Keywords: Zero-Shot, Fine-Tuning, Pre-Training, Multi-Modal, Self-Supervised Learning
TL;DR: Pre-trained domain models can improve CLIP-like models' performance, albeit at the cost of breaking alignment and lowering common pathology detection, while excelling at detecting low-prevalence diseases, inspiring future ensemble models.

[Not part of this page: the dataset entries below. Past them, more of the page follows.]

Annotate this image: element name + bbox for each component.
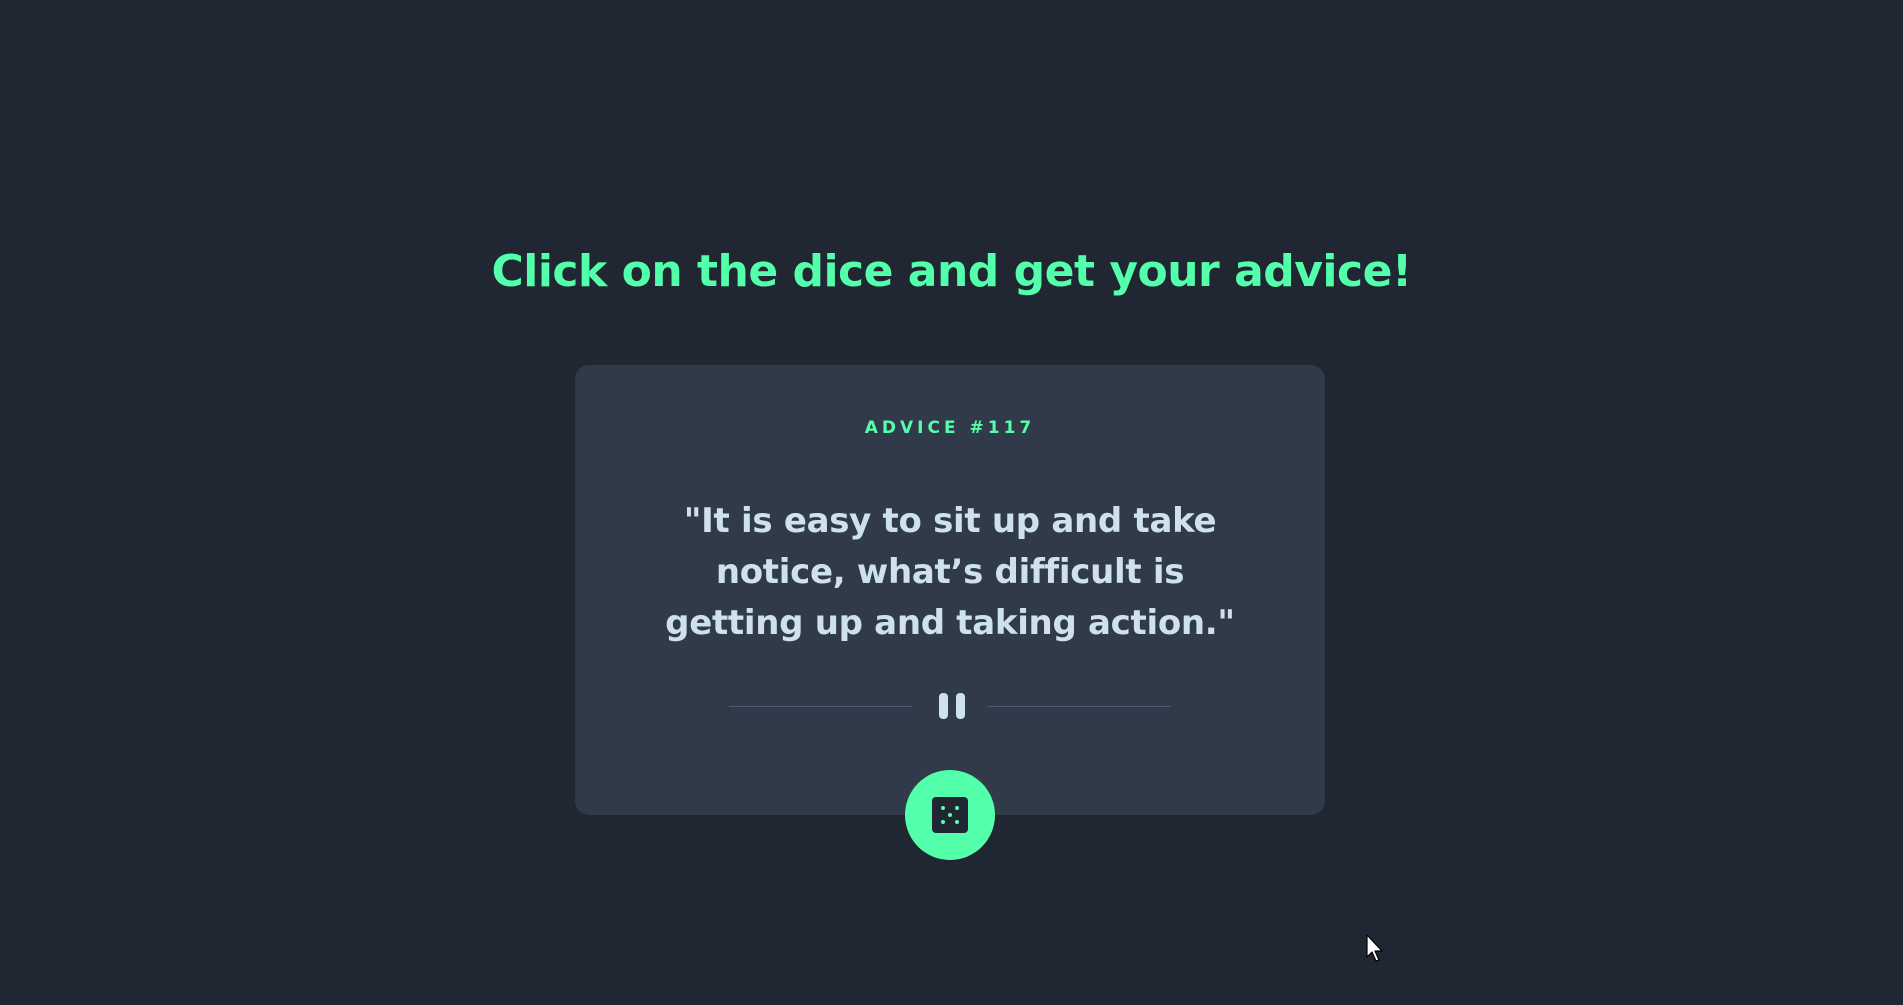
advice-id-label: ADVICE #117 xyxy=(864,418,1036,438)
dice-icon xyxy=(932,797,968,833)
pause-icon-bar xyxy=(956,693,965,719)
pattern-divider xyxy=(729,693,1171,719)
advice-quote: "It is easy to sit up and take notice, w… xyxy=(665,501,1235,643)
pause-icon xyxy=(939,693,948,719)
page: Click on the dice and get your advice! A… xyxy=(0,0,1903,1005)
dice-button[interactable] xyxy=(905,770,995,860)
page-headline: Click on the dice and get your advice! xyxy=(491,246,1412,297)
mouse-cursor-icon xyxy=(1366,934,1383,962)
advice-card: ADVICE #117 "It is easy to sit up and ta… xyxy=(575,365,1325,815)
divider-line-right xyxy=(988,706,1171,707)
divider-line-left xyxy=(729,706,912,707)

Abstract: Recent advances in zero-shot learning have enabled the use of paired image-text data to replace structured labels, replacing the need for expert annotated datasets. Models such as CLIP-based CheXzero utilize these advancements in the domain of chest X-ray interpretation. We hypothesize that domain pre-trained models such as CXR-BERT, BlueBERT, and ClinicalBERT offer the potential to improve the performance of CLIP-like models with specific domain knowledge by replacing BERT weights at the cost of breaking the original model's alignment. We evaluate the performance of zero-shot classification models with domain-specific pre-training for detecting low-prevalence pathologies. Even though replacing the weights of the original CLIP-BERT degrades model performance on commonly found pathologies, we show that pre-trained text towers perform exceptionally better on low-prevalence diseases. This motivates future ensemble models with a combination of differently trained language models for maximal performance.